Pendant que les médicaments biologiques gagnent des parts de marché, on prépare dans les coulisses l'arrivée de leurs médicaments substituts, les biosimilaires. Car qui dit médicament d'origine, dit aussi substitut générique. Une règle à laquelle les «biologiques» n'échappent pas, ou enfin, presque.

Car si certains ont l'espoir de voir le prix des médicaments biologiques chuter avec la fin de leur brevet, ils devront se faire une tête: la production des biosimilaires est onéreuse et son prix de vente ne pourra être fixé à 25% du prix d'un médicament d'origine comme on le fait en Ontario et au Québec pour les médicaments conventionnels.

«Les entreprises ont mis du temps à investir le marché parce qu'elles croyaient qu'elles allaient devoir vendre le médicament à 25% du prix du médicament d'origine, explique Pierre Falardeau, président et chef de la direction d'Oncozyme Pharma. L'investissement nécessaire pour développer un biosimilaire n'est pas du tout comparable à celui d'un médicament normal. On peut donc seulement envisager une réduction du coût de 20 à 25% par rapport à l'innovateur.»

Derrière cette prévision se cache le statut particulier qui est accordé aux biosimilaires par les autorités gouvernementales.

«Les biosimilaires, sont approuvés selon les règles des nouveaux médicaments, indique Priscilla Po, directrice des services cliniques chez Express Scripts. En conséquence, on ne peut pas substituer un médicament biologique contre son équivalent biosimilaire.»

En raison de ce statut, les pharmaceutiques désireuses de mettre de l'avant un biosimilaire doivent soumettre leur médicament à des études cliniques. Pour expliquer la situation, il faut comprendre comment sont fabriqués ces médicaments.

Selon Marie-Hélène Rochon, agente de brevets chez Norton Rose, il est impossible de comparer un «biologique» avec son équivalent générique parce que les techniques de fabrication de ces médicaments créent de la variabilité.

«Pour qu'un médicament générique soit approuvé au Canada, il faut démontrer qu'il y a bioéquivalence avec l'original, mais comme un médicament biologique est beaucoup plus complexe, on ne peut pas démontrer sa bioéquivalence, explique-t-elle. On parle plutôt de biosimilarité. L'important, c'est qu'il puisse traiter la même maladie par le même mécanisme.»

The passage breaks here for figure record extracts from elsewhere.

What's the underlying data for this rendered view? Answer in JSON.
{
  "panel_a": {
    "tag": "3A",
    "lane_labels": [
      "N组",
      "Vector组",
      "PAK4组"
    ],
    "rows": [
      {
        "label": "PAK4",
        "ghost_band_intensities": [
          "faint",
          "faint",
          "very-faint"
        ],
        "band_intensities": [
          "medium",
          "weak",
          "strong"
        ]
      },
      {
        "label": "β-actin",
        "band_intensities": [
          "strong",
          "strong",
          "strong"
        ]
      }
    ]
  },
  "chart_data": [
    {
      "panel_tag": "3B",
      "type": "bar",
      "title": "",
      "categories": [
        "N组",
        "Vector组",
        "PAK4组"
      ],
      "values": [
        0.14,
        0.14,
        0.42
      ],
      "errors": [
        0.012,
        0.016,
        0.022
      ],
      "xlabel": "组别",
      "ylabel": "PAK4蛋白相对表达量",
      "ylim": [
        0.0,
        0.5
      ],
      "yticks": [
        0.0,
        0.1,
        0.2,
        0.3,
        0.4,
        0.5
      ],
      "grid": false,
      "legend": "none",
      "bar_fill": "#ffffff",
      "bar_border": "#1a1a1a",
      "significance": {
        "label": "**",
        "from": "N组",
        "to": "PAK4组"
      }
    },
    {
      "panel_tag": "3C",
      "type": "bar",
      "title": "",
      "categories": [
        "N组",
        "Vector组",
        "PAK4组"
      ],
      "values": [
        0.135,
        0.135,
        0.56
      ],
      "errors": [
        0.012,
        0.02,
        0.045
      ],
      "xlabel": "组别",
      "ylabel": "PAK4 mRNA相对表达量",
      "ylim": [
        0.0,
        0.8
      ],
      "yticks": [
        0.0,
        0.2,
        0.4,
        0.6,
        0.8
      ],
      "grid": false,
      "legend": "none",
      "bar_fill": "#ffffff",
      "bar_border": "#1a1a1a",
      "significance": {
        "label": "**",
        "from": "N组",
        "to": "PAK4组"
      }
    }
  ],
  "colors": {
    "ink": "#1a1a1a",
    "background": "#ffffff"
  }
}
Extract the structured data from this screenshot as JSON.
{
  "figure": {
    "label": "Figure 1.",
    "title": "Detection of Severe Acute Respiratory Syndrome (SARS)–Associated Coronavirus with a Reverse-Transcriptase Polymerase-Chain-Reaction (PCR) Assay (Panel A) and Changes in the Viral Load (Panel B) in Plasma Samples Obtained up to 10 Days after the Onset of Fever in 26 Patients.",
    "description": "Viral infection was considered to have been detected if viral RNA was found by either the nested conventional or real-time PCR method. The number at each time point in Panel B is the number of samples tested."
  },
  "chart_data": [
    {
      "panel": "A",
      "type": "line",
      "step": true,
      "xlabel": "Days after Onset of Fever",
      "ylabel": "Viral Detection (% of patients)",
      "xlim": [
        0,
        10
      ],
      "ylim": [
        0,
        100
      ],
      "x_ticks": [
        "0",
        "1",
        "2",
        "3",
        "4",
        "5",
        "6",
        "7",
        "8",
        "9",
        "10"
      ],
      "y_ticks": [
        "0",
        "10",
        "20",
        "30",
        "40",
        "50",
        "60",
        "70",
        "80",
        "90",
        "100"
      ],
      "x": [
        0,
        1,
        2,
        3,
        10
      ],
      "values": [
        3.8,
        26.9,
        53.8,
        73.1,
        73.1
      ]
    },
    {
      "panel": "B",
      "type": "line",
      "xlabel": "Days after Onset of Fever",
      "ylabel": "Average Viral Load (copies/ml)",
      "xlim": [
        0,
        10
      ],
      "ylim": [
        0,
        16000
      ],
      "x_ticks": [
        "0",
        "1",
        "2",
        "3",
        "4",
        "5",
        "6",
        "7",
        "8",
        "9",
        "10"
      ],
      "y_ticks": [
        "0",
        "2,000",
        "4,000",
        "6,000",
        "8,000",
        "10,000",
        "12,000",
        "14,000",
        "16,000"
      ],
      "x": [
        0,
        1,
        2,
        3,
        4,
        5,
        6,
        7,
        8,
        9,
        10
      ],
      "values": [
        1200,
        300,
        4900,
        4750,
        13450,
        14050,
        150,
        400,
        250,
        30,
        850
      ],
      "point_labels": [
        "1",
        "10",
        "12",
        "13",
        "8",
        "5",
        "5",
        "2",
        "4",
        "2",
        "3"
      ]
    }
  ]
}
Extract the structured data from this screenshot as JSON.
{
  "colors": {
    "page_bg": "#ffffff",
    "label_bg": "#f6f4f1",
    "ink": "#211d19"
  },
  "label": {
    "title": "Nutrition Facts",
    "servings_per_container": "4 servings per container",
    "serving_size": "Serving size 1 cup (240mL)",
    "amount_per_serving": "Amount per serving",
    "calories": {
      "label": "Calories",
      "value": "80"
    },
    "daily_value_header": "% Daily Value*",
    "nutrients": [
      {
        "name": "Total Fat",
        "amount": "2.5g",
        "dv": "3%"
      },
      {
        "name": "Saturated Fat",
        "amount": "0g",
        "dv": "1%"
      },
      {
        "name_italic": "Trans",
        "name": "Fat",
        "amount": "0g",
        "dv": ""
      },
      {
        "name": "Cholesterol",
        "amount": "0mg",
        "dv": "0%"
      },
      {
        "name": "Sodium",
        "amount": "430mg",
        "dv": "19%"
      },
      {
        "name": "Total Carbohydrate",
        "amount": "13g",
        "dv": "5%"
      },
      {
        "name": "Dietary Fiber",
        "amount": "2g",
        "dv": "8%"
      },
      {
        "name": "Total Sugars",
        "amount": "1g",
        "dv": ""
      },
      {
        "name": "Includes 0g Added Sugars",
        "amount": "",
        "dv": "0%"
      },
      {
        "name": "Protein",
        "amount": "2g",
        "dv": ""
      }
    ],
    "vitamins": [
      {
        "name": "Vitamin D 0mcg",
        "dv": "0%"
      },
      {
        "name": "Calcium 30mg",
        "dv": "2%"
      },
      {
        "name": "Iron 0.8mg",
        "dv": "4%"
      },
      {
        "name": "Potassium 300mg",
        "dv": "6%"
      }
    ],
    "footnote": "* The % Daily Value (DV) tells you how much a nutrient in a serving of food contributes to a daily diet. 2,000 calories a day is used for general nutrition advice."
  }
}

Pour l'instant, ce sont principalement les fabricants de médicaments génériques qui investissent le marché. Le deuxième fabricant mondial de médicaments génériques, Sandoz, s'est engagé dans cette voie. L'entreprise a déjà trois biosimilaires sur le marché qui lui ont permis d'enregistrer des ventes de 261 millions de dollars jusqu'ici.

«Le développement de médicaments biosimilaires est plutôt différent si on le compare au médicament générique classique, explique Samuele Butera, vice-président et chef de la biopharmaceutique chez Sandoz. Le développement d'un biosimilaire coûte entre 75 et 250 millions, prend 10 ans, et implique des études cliniques sur approximativement 500 patients. Pour un médicament générique classique, le coût de développement se situe à quelques millions sur une période de deux ou trois années et implique une étude clinique qui implique seulement 20 à 50 participants.»

D'ici 2016, il s'attend à ce que les brevets attachés à des médicaments biologiques d'importance viennent à échéance. Un marché potentiel de 60 milliards de dollars s'ouvrant en conséquence.

Le tabac, futur producteur de médicaments

Nichée à Québec, la biotech Medicago compte elle aussi faire sa place dans le marché des biosimilaires. L'entreprise produit déjà des protéines dans ses plants de tabac pour la préparation de vaccins, et compte se lancer prochainement dans la production de biosimilaires.

Selon Andrew Sheldon, président et chef de la direction de Medicago, son entreprise se positionne avantageusement pour développer un jour des biosimilaires. «On a fait des tests préliminaires et on croit qu'on sera très compétitif», explique-t-il.

«La guerre va se faire sur les prix», explique Andrew Sheldon, président et chef de la direction de Medicago. Il faudra avoir un coût de revient très positif.»